Protect Your Employees with Personal Protective Equipment
March 29, 2016
Every occupation has its hazards, but some are more dangerous than others. Workers in these occupations are vulnerable to many potential injuries and illnesses. To safeguard against injury, they need these types of personal protective equipment.
Respirators protect the wearer from breathing in harmful substances that can damage the lungs, such as toxic chemicals, smoke and pollutants. Some, such as a gas mask, filter out harmful particles and gases. Others provide the wearer with breathable air from a different source, such as an oxygen tank. Workers should use respirators in situations were ventilation is poor or when other controls cannot reduce or eliminate the hazard.
Skin protection equipment guards the body from injury or damage caused by contact with something else. Skin damage can result from being splashed by chemicals that cause irritations or burns; exposure to external agents, such as extreme heat or sun rays; mechanical trauma that burns, punctures, scrapes or bruises the skin; and contact with biological agents such as irritating plants or parasites. Protective coats, pants, gloves, and footwear are all forms of skin protection.
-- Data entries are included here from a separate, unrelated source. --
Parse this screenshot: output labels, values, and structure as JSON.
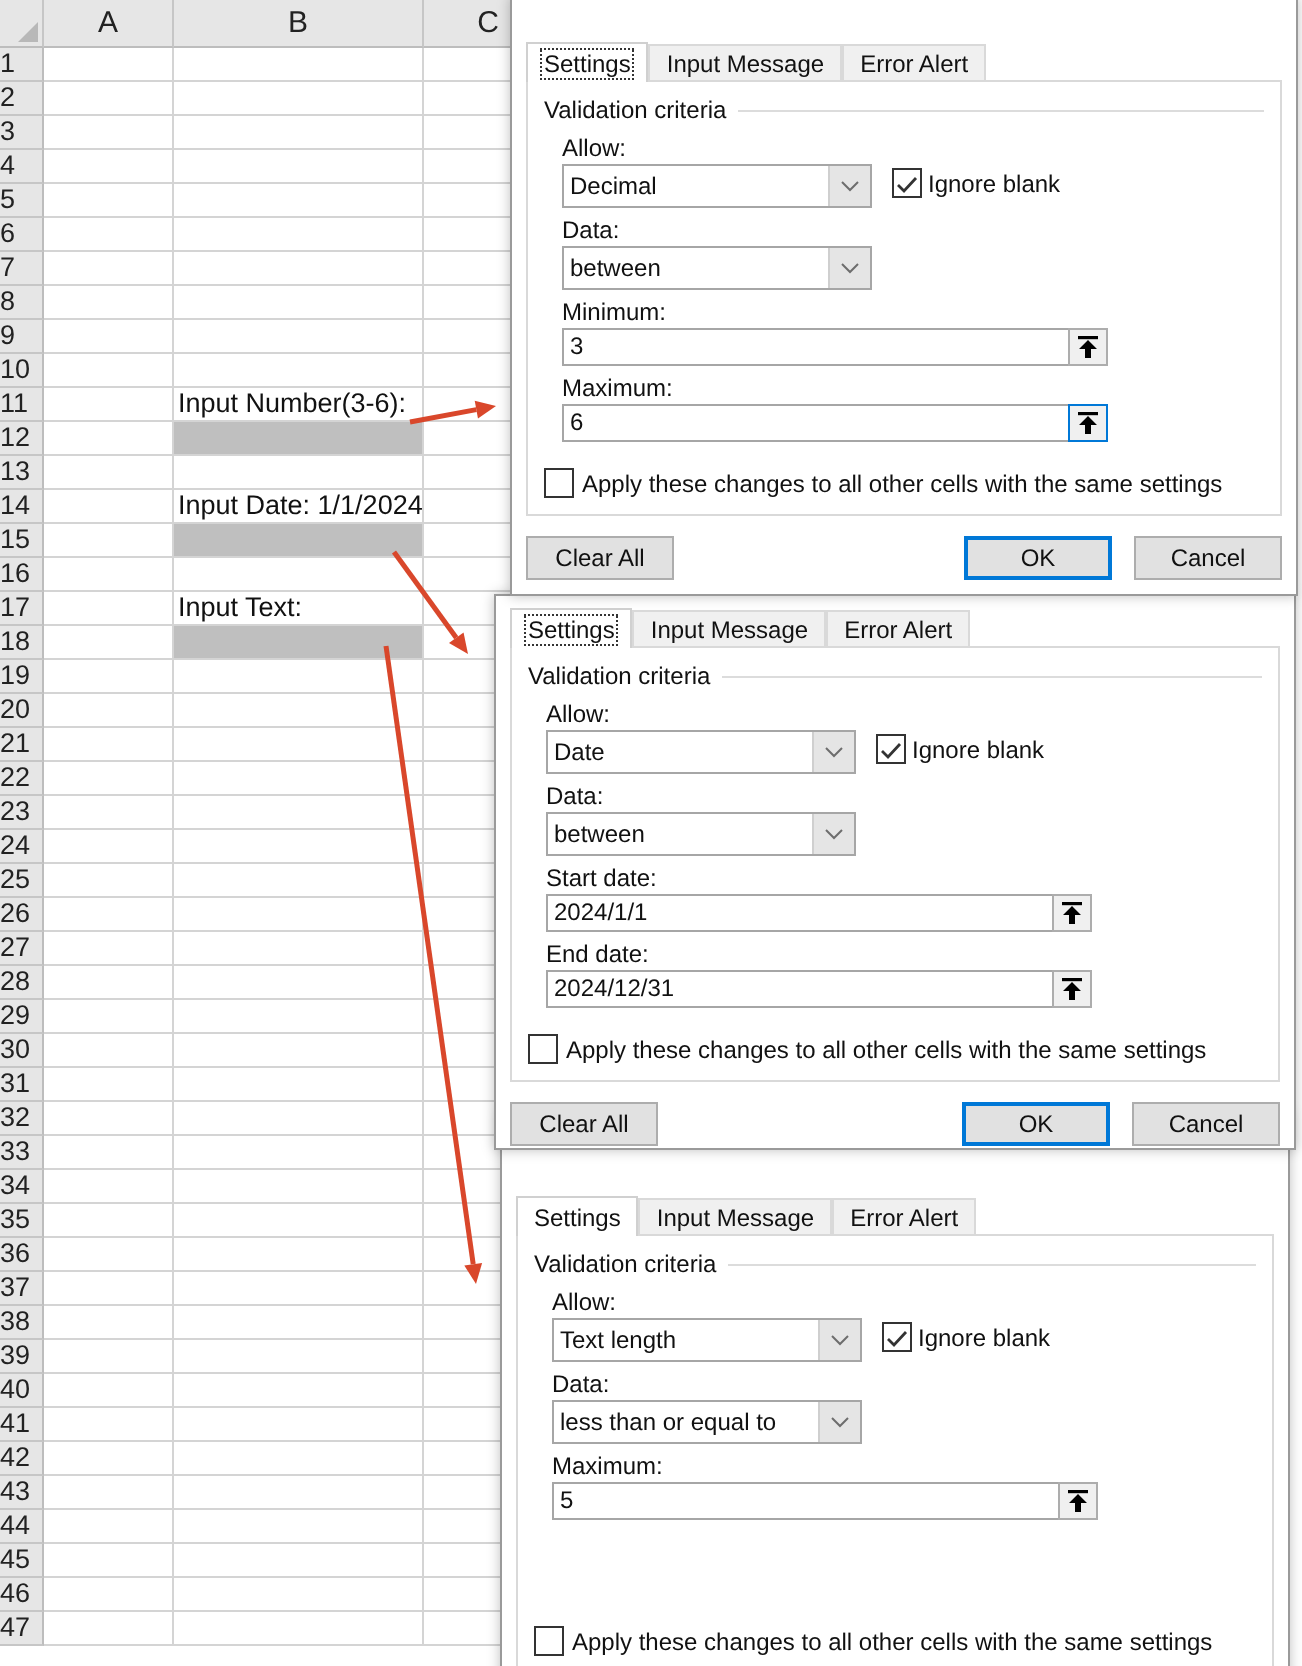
{
  "sheet": {
    "columns": [
      "A",
      "B",
      "C"
    ],
    "rows": [
      {
        "number": "1",
        "shaded": false
      },
      {
        "number": "2",
        "shaded": false
      },
      {
        "number": "3",
        "shaded": false
      },
      {
        "number": "4",
        "shaded": false
      },
      {
        "number": "5",
        "shaded": false
      },
      {
        "number": "6",
        "shaded": false
      },
      {
        "number": "7",
        "shaded": false
      },
      {
        "number": "8",
        "shaded": false
      },
      {
        "number": "9",
        "shaded": false
      },
      {
        "number": "10",
        "shaded": false
      },
      {
        "number": "11",
        "b": "Input Number(3-6):",
        "shaded": false
      },
      {
        "number": "12",
        "shaded": true
      },
      {
        "number": "13",
        "shaded": false
      },
      {
        "number": "14",
        "b": "Input Date: 1/1/2024",
        "shaded": false
      },
      {
        "number": "15",
        "shaded": true
      },
      {
        "number": "16",
        "shaded": false
      },
      {
        "number": "17",
        "b": "Input Text:",
        "shaded": false
      },
      {
        "number": "18",
        "shaded": true
      },
      {
        "number": "19",
        "shaded": false
      },
      {
        "number": "20",
        "shaded": false
      },
      {
        "number": "21",
        "shaded": false
      },
      {
        "number": "22",
        "shaded": false
      },
      {
        "number": "23",
        "shaded": false
      },
      {
        "number": "24",
        "shaded": false
      },
      {
        "number": "25",
        "shaded": false
      },
      {
        "number": "26",
        "shaded": false
      },
      {
        "number": "27",
        "shaded": false
      },
      {
        "number": "28",
        "shaded": false
      },
      {
        "number": "29",
        "shaded": false
      },
      {
        "number": "30",
        "shaded": false
      },
      {
        "number": "31",
        "shaded": false
      },
      {
        "number": "32",
        "shaded": false
      },
      {
        "number": "33",
        "shaded": false
      },
      {
        "number": "34",
        "shaded": false
      },
      {
        "number": "35",
        "shaded": false
      },
      {
        "number": "36",
        "shaded": false
      },
      {
        "number": "37",
        "shaded": false
      },
      {
        "number": "38",
        "shaded": false
      },
      {
        "number": "39",
        "shaded": false
      },
      {
        "number": "40",
        "shaded": false
      },
      {
        "number": "41",
        "shaded": false
      },
      {
        "number": "42",
        "shaded": false
      },
      {
        "number": "43",
        "shaded": false
      },
      {
        "number": "44",
        "shaded": false
      },
      {
        "number": "45",
        "shaded": false
      },
      {
        "number": "46",
        "shaded": false
      },
      {
        "number": "47",
        "shaded": false
      }
    ]
  },
  "dialogs": [
    {
      "tabs": [
        {
          "label": "Settings",
          "selected": true,
          "focused": true
        },
        {
          "label": "Input Message",
          "selected": false,
          "focused": false
        },
        {
          "label": "Error Alert",
          "selected": false,
          "focused": false
        }
      ],
      "group_title": "Validation criteria",
      "allow": {
        "label": "Allow:",
        "value": "Decimal"
      },
      "ignore_blank": {
        "label": "Ignore blank",
        "checked": true
      },
      "data": {
        "label": "Data:",
        "value": "between"
      },
      "fields": [
        {
          "label": "Minimum:",
          "value": "3",
          "button_focused": false
        },
        {
          "label": "Maximum:",
          "value": "6",
          "button_focused": true
        }
      ],
      "apply": {
        "label": "Apply these changes to all other cells with the same settings",
        "checked": false
      },
      "buttons": [
        {
          "label": "Clear All",
          "default": false
        },
        {
          "label": "OK",
          "default": true
        },
        {
          "label": "Cancel",
          "default": false
        }
      ]
    },
    {
      "tabs": [
        {
          "label": "Settings",
          "selected": true,
          "focused": true
        },
        {
          "label": "Input Message",
          "selected": false,
          "focused": false
        },
        {
          "label": "Error Alert",
          "selected": false,
          "focused": false
        }
      ],
      "group_title": "Validation criteria",
      "allow": {
        "label": "Allow:",
        "value": "Date"
      },
      "ignore_blank": {
        "label": "Ignore blank",
        "checked": true
      },
      "data": {
        "label": "Data:",
        "value": "between"
      },
      "fields": [
        {
          "label": "Start date:",
          "value": "2024/1/1",
          "button_focused": false
        },
        {
          "label": "End date:",
          "value": "2024/12/31",
          "button_focused": false
        }
      ],
      "apply": {
        "label": "Apply these changes to all other cells with the same settings",
        "checked": false
      },
      "buttons": [
        {
          "label": "Clear All",
          "default": false
        },
        {
          "label": "OK",
          "default": true
        },
        {
          "label": "Cancel",
          "default": false
        }
      ]
    },
    {
      "tabs": [
        {
          "label": "Settings",
          "selected": true,
          "focused": false
        },
        {
          "label": "Input Message",
          "selected": false,
          "focused": false
        },
        {
          "label": "Error Alert",
          "selected": false,
          "focused": false
        }
      ],
      "group_title": "Validation criteria",
      "allow": {
        "label": "Allow:",
        "value": "Text length"
      },
      "ignore_blank": {
        "label": "Ignore blank",
        "checked": true
      },
      "data": {
        "label": "Data:",
        "value": "less than or equal to"
      },
      "fields": [
        {
          "label": "Maximum:",
          "value": "5",
          "button_focused": false
        }
      ],
      "apply": {
        "label": "Apply these changes to all other cells with the same settings",
        "checked": false
      }
    }
  ]
}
Eye protection reduces a variety of hazards to the eyes. Eye hazards include:
- Solid particles, such as sand, dust, wood chips, metal and concrete
- Irritants in smoke and chemicals
- Welding torches and ultraviolet rays
- Severe impacts with other objects
Safety glasses, goggles, face shields, full face plate respirators, and shaded welding shields can all be effective forms of eye protection.
The U.S. Centers for Disease Control and Prevention estimate that 22 million American workers each year are exposed to dangerous noise levels. The vast majority of hearing damage cases come from manufacturing environments. These workers should wear hearing protection equipment, including earplugs and earmuffs, such as the kind worn by airport employees on tarmacs.
In some occupations, workers wear uniforms and outfits as protective clothing and ensembles. Firefighters wear such clothing over their entire bodies to protect themselves from heat, flame, and airborne toxins. Police officers wear bullet-proof vests. Beekeepers wear hats with protective veils attached, long sleeves, pants, and gloves to prevent bee stings. Construction workers wear hardhats, gloves, boots and safety googles to reduce cuts, crushed toes, eye and head injuries.
Personal protective equipment can prevent injuries or make those that occur less severe. Work gloves can prevent cuts. Safety harnesses attached to buildings can prevent falls from heights. Hats and long sleeves can prevent sunburns. Masks can keep workers from inhaling spray paint particles.
However, PPE can also have disadvantages. Workers may find it uncomfortable to wear heavy clothing in hot conditions. Stopping the performance of a task to obtain a protective item can be inconvenient. Other items may be cumbersome to work with - gloves and visors can get in the worker's way and make completing the task take longer.
Despite these drawback, personal protective equipment, when used correctly, prevents countless injuries and makes those that occur less severe. U.S. laws and regulations require many of them. Employers should ensure that their workers protect themselves with the right equipment.